術後90日以内の感染性合併症または死亡の複合で評価
研究グループは、年齢8歳以上、米国麻酔科学会の術前状態分類がI~IIIの複雑性虫垂炎(術中評価で壊死、穿孔または膿瘍を認める)患者を、2日間投与群または5日間投与群に施設で層別化して1対1の割合に無作為に割り付け、セフロキシム(1,500mgを1日3回)またはセフトリアキソン(2,000mgを1日1回)+メトロニダゾール(500mgを1日3回)を静脈内投与した。初回投与は虫垂切除術後8時間以内に行うこととし、小児(8~17歳)では体重により投与量を調節した。
主要エンドポイントは、虫垂切除術後90日以内の感染性合併症(米国疾病予防管理センターの定義に基づく腹腔内膿瘍および手術部位感染)または死亡の複合エンドポイントとし、年齢と虫垂炎の重症度を調整した絶対リスク差(95%信頼区間[CI])を求め、非劣性マージンは7.5%と設定した。

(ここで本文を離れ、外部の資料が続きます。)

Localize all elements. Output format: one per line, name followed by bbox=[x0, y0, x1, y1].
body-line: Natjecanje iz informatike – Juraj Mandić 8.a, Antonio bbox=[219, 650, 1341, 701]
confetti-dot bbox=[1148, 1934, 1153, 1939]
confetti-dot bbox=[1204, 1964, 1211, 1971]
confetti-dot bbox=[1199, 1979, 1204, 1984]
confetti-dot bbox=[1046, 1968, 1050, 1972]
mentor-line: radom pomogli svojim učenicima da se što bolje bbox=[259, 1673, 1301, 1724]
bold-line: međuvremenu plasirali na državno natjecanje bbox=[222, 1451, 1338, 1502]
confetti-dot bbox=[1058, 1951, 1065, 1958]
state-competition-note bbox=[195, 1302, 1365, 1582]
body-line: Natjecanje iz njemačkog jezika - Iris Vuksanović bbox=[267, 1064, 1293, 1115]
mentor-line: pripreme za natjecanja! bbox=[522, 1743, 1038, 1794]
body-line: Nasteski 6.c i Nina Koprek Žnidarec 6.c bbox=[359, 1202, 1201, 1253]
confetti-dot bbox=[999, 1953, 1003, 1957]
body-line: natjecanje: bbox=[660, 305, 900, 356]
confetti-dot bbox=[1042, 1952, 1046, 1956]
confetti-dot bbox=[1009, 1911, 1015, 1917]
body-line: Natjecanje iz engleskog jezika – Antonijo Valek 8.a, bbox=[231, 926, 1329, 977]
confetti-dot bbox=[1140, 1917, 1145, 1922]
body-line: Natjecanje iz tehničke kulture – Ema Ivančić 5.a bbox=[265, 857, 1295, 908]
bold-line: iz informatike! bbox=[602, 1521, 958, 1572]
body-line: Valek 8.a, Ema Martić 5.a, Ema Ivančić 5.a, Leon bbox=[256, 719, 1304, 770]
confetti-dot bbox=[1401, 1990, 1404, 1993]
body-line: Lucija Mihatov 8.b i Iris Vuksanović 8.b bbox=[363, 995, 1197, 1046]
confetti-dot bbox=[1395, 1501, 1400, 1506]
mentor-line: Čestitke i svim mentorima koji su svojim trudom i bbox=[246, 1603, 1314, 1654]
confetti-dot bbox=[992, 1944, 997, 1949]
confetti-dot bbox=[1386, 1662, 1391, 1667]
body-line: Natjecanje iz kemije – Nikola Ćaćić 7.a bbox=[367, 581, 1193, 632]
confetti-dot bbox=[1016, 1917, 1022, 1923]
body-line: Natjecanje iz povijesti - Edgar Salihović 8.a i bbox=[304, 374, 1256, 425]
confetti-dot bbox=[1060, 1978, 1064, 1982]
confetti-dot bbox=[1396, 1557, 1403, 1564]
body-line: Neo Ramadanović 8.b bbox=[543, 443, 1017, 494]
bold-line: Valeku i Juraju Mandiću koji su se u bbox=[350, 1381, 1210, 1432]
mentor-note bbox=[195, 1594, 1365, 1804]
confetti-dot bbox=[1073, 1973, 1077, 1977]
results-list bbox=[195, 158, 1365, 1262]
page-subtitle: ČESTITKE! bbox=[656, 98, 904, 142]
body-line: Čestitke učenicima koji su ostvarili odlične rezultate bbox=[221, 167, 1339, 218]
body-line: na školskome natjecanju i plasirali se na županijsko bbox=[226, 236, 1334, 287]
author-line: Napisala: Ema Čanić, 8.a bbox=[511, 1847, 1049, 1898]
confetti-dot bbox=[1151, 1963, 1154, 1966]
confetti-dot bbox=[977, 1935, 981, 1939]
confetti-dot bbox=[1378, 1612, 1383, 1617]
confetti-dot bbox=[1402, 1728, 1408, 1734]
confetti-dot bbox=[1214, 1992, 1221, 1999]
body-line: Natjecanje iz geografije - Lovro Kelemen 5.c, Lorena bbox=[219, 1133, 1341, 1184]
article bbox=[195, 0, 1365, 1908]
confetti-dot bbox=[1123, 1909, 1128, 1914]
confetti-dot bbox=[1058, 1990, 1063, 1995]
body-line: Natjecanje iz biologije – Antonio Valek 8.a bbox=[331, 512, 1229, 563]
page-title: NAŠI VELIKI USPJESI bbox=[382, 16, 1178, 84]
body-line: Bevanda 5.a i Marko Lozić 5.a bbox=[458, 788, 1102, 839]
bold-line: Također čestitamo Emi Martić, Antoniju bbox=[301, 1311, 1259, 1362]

アウトカムの評価は電子患者記録、ならびに虫垂切除術後90日の電話による構造化面接相談に基づいて行った。有効性は、intention-to-treat(ITT)およびper-protocol集団で解析。安全性アウトカムは、ITT集団にて解析した。
イベント発生率は2日間10% vs.5日間8%で非劣性
2017年4月12日~2021年6月3日の間に、1万3,267例がスクリーニングされ、適格基準を満たした1,066例が無作為に割り付けられた(2日間群533例、5日間群533例)。このうち、募集または同意に過誤のあった症例を除く1,005例(2日群502例、5日群503例)がITT解析集団となった。1,005例中955例(95%)で腹腔鏡下虫垂切除術が行われた。電話による追跡調査は1,005例中664例(66%)で完了した。
主要エンドポイントのイベントは、2日間群で51例(10%)、5日間群で41例(8%)発生した。年齢と虫垂炎の重症度で調整した絶対リスク差は2.0%(95%CI:1.6~5.6)であり、2日間投与の5日間投与に対する非劣性が示された。
合併症と再介入の割合は、2日間群と5日間群で同程度であった。
抗菌薬の副作用(主に悪心・嘔吐、下痢)は、2日間群9%(45/502例)、5日間群22%(112/503例)であり、2日間群が少なかった(オッズ比[OR]:0.344、95%CI:0.237~0.498)。一方、再入院は2日間群(12%、58/502例)が5日間群(6%、29/503例)より高頻度であった(OR:2.135、95%CI:1.342~3.396)。治療に関連した死亡例はなかった。